Kaum hatte das rumänische Parlament den Antrag der Staatsanwaltschaft abgelehnt, gegen den sozialdemokratischen Premier Victor Ponta wegen Korruption zu ermitteln, richteten sich alle Augen auf Präsident Klaus Iohannis und die obersten Richter der Republik. Wie würden sie auf diese Herausforderung reagieren?

Der Staatschef konterte sofort: Iohannis kritisierte die höchst umstrittene Entscheidung der Parlamentsmehrheit gegen die Justiz und forderte den Premierminister zum Rücktritt auf. Die Vorsitzende des Obersten Gerichtshofes, Livia Stanciu, unterstrich ihrerseits, die Vorfälle im Parlament zeigten, dass das Gesetz in ihrem Land "nicht für jedermann" gelte.

Angriff auf Justiz?

Pontas Verbündete in Partei und Parlament hingegen versuchten, der Geschichte einen anderen Dreh zu geben. In einer eilig zusammengerufenen Sitzung des Exekutivkomitees der Sozialdemokraten, an der auch der Senatspräsident und frühere Premierminister Calin Popescu Tariceanu teilnahm, sollte der Rücken des unter Korruptionsverdacht stehenden Regierungschefs gestärkt werden. Dessen Botschaft fiel nach dem Treffen lapidar aus: "Die Unabhängigkeit der Justiz muss bewahrt und unterstützt werden", sagte Ponta. Auch der Senatspräsident betonte, "das erschütterte Vertrauen in die Justiz muss wieder hergestellt werden". Tariceanu schlug die Gründung einer parlamentarischen Kommission "zur Bewertung der Demokratie" vor.

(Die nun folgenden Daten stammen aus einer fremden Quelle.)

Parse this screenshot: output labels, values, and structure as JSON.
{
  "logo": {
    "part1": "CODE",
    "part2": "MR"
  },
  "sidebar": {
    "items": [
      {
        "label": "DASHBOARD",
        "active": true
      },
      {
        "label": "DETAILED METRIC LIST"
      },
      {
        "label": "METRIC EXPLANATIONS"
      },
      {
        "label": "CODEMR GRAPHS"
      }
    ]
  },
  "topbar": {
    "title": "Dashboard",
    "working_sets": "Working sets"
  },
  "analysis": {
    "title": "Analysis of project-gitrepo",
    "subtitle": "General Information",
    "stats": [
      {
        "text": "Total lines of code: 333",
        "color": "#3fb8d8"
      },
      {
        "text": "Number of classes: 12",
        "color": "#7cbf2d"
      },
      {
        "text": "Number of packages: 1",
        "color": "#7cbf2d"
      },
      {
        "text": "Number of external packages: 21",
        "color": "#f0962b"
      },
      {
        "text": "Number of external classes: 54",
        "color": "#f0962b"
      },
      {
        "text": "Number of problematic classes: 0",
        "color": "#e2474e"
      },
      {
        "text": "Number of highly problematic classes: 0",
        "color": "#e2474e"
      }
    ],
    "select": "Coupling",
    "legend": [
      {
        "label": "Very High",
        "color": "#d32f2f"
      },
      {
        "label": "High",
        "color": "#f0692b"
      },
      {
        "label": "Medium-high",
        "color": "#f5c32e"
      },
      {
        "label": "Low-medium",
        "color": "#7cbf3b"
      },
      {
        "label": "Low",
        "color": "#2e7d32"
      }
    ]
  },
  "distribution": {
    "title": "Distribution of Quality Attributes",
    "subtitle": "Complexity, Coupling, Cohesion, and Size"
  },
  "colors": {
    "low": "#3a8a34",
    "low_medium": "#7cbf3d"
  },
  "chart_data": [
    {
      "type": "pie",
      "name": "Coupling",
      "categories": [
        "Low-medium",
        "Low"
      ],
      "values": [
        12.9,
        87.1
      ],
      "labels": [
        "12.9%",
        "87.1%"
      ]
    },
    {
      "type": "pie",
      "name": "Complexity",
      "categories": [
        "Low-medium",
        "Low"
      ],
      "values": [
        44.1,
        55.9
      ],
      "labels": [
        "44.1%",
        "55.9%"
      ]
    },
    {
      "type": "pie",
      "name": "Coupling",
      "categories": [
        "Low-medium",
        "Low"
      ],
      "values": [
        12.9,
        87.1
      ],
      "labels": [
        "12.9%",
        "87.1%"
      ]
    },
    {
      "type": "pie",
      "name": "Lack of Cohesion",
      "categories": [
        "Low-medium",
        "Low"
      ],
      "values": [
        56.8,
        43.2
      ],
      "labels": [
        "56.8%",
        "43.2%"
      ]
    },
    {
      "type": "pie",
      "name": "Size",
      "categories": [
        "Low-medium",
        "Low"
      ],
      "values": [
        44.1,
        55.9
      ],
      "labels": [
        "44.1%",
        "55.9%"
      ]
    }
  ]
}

Das Problem dabei ist, dass Präsident, Richter, Staatsanwälte und Opposition zwar Ähnliches fordern, doch eine ganz andere Auslegung von Begriffen wie Justiz, Demokratie und Rechtsstaatlichkeit an den Tag legen. Ponta wird verdächtigt, sich der Geldwäsche, Urkundenfälschung, Steuerhinterziehung und Interessenkonfliktes schuldig gemacht zu haben. Man wirft ihm unter anderem vor, als Anwaltspartner seines Freundes und ehemaligen Ministerkollegen Dan Sova nicht erbrachte Dienstleistungen in Rechnung gestellt zu haben.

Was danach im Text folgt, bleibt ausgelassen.